1. Introduction
A Data Pipeline for Fashion Store
Data
This workshop includes the following data:
- Clothing product data sourced from Kaggle
- User, purchase, and clickstream data generated using Python’s Faker
Context
Suppose you are a Data Engineer at an online clothing store. Your manager wants to know which products customers are interested in, as well as analyze current fashion trends.
Your manager has the following requirements:
- When a user clicks on or adds a product to the cart, the event must be sent directly to storage, then transformed and enriched so that ML can predict current fashion trends and provide real-time product recommendations to users. These recommendations for each user are then stored in a place where they can be directly suggested to users on the website.
- The second requirement is that after a user makes a purchase, at the end of the day, the data needs to be aggregated, cleaned, and stored, ready for analysis to determine the direction for the next marketing strategy.
Right after, you come up with an idea to implement this on Amazon Web Services as follows.
Idea
You devise a system that combines Batch Processing and Real-Time Processing as follows:
Deploy a Database system on Amazon RDS to handle user purchase transactions, etc.
Deploy a Data Lake system using Amazon S3 on AWS to store the store’s aggregated data.
Build a Glue Data Catalog to directly analyze data from the Data Lake using Athena or Redshift Spectrum.
For the customer interaction (Clickstream) data flow, we will create a Kinesis Data Stream with two Consumers:
- The online data passes through Lambda, and each time a user interacts, a Lambda Function is triggered to push product recommendations into DynamoDB.
- The other Consumer feeds into Kinesis Firehose every 5 minutes, pushing data into the Data Lake, where Data Analysis processes the data to identify fashion trends, sales, etc.
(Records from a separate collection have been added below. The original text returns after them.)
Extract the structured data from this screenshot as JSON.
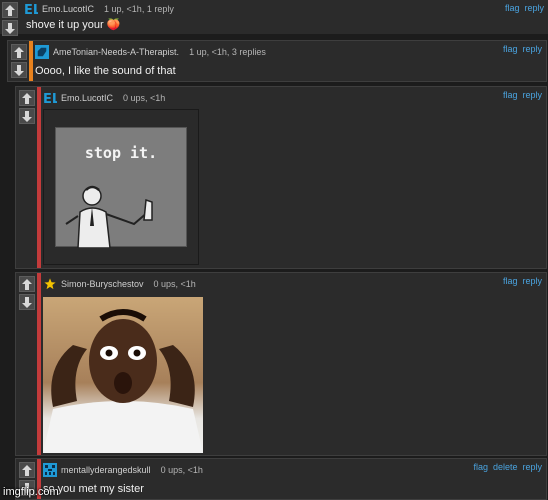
{
  "comments": [
    {
      "username": "Emo.LucotIC",
      "stats": "1 up, <1h, 1 reply",
      "text": "shove it up your 🍑",
      "actions": [
        "flag",
        "reply"
      ]
    },
    {
      "username": "AmeTonian-Needs-A-Therapist.",
      "stats": "1 up, <1h, 3 replies",
      "text": "Oooo, I like the sound of that",
      "actions": [
        "flag",
        "reply"
      ]
    },
    {
      "username": "Emo.LucotIC",
      "stats": "0 ups, <1h",
      "image_caption": "stop it.",
      "actions": [
        "flag",
        "reply"
      ]
    },
    {
      "username": "Simon-Buryschestov",
      "stats": "0 ups, <1h",
      "actions": [
        "flag",
        "reply"
      ]
    },
    {
      "username": "mentallyderangedskull",
      "stats": "0 ups, <1h",
      "text": "so you met my sister",
      "actions": [
        "flag",
        "delete",
        "reply"
      ]
    }
  ],
  "watermark": "imgflip.com",
  "colors": {
    "link": "#4aa3df",
    "bar_orange": "#e8821e",
    "bar_red": "#c33b3b",
    "avatar_blue": "#1f9ad6"
  }
}
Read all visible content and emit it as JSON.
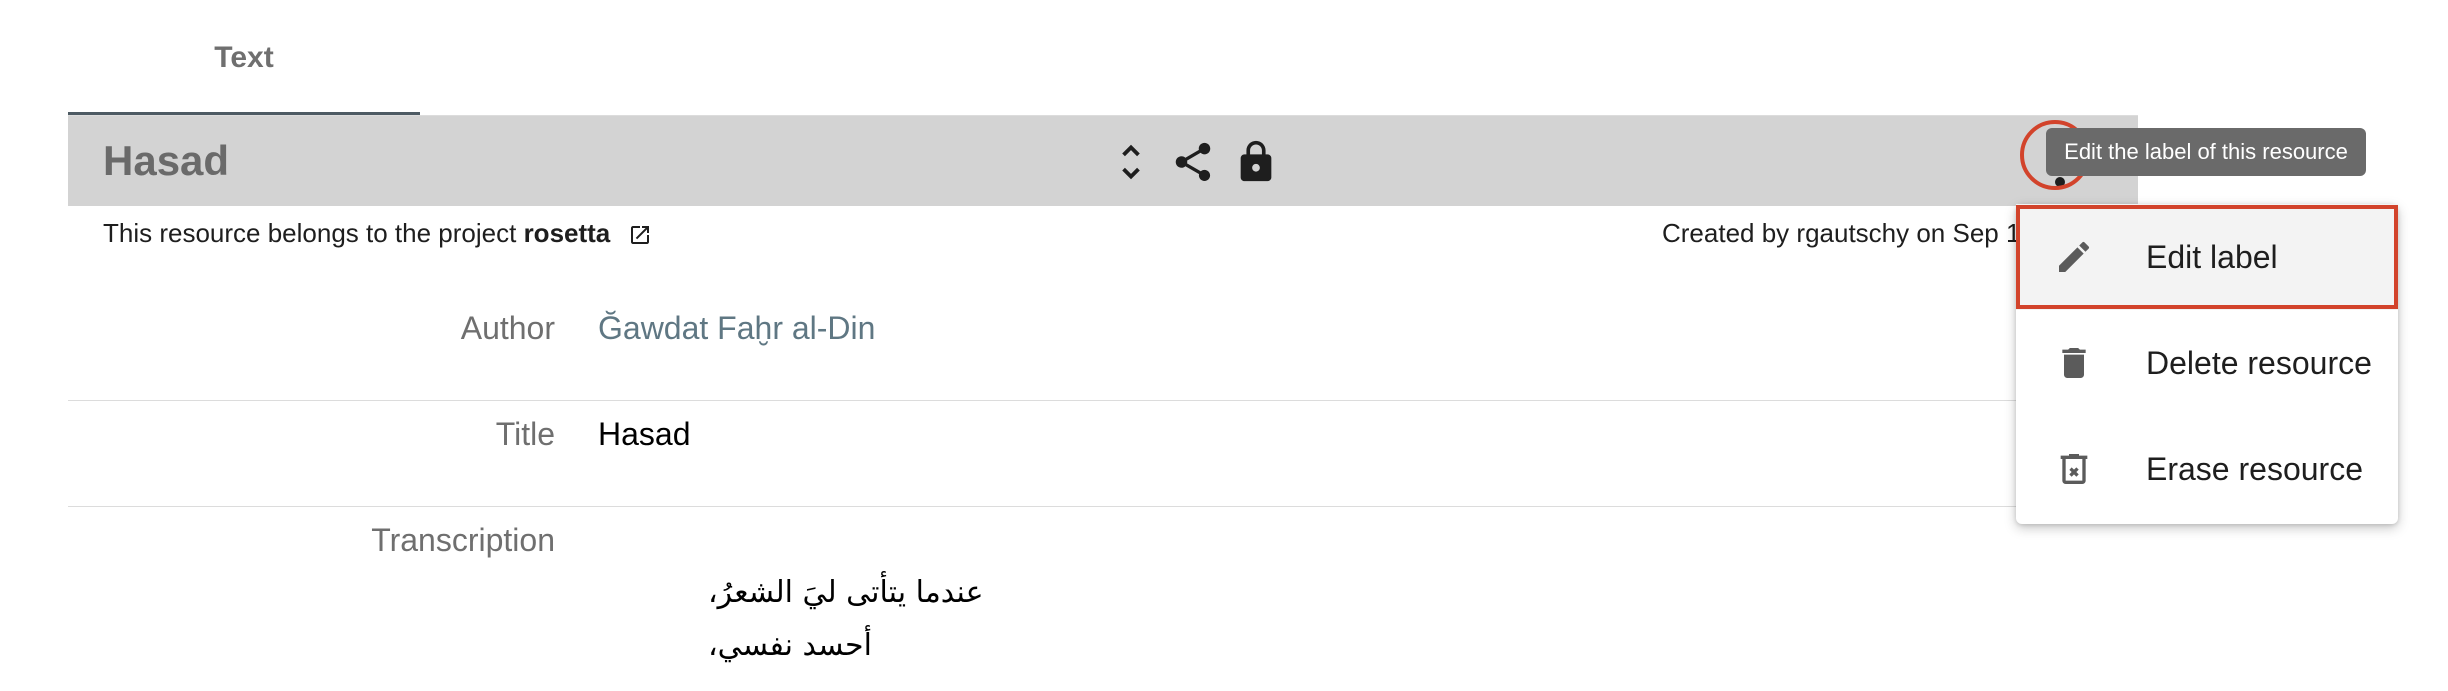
{
  "tabs": [
    {
      "label": "Text"
    }
  ],
  "header": {
    "title": "Hasad",
    "icons": [
      "expand-collapse-icon",
      "share-icon",
      "lock-icon",
      "more-vert-icon"
    ]
  },
  "info": {
    "project_prefix": "This resource belongs to the project ",
    "project_name": "rosetta",
    "created": "Created by rgautschy on Sep 1"
  },
  "properties": {
    "author": {
      "label": "Author",
      "value": "Ğawdat Faḫr al-Din"
    },
    "title": {
      "label": "Title",
      "value": "Hasad"
    },
    "transcription": {
      "label": "Transcription",
      "lines": [
        "عندما يتأتى ليَ الشعرُ،",
        "أحسد نفسي،"
      ]
    }
  },
  "tooltip": "Edit the label of this resource",
  "menu": {
    "items": [
      {
        "label": "Edit label",
        "icon": "pencil-icon"
      },
      {
        "label": "Delete resource",
        "icon": "trash-icon"
      },
      {
        "label": "Erase resource",
        "icon": "trash-x-icon"
      }
    ]
  },
  "colors": {
    "accent": "#d2432b",
    "link": "#5f7783",
    "header_bg": "#d3d3d3"
  }
}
Schedule jobs using Amazon EventBridge to automate the data update process:
- At the end of the day, data from RDS is moved to S3 at 00:01 the next day.
After writing down these ideas, you envision a system on AWS with the following architecture.
System Architecture
- Note: In this section, we will not deploy QuickSight and Redshift Spectrum services, but will focus on the main services to build the product recommendation system.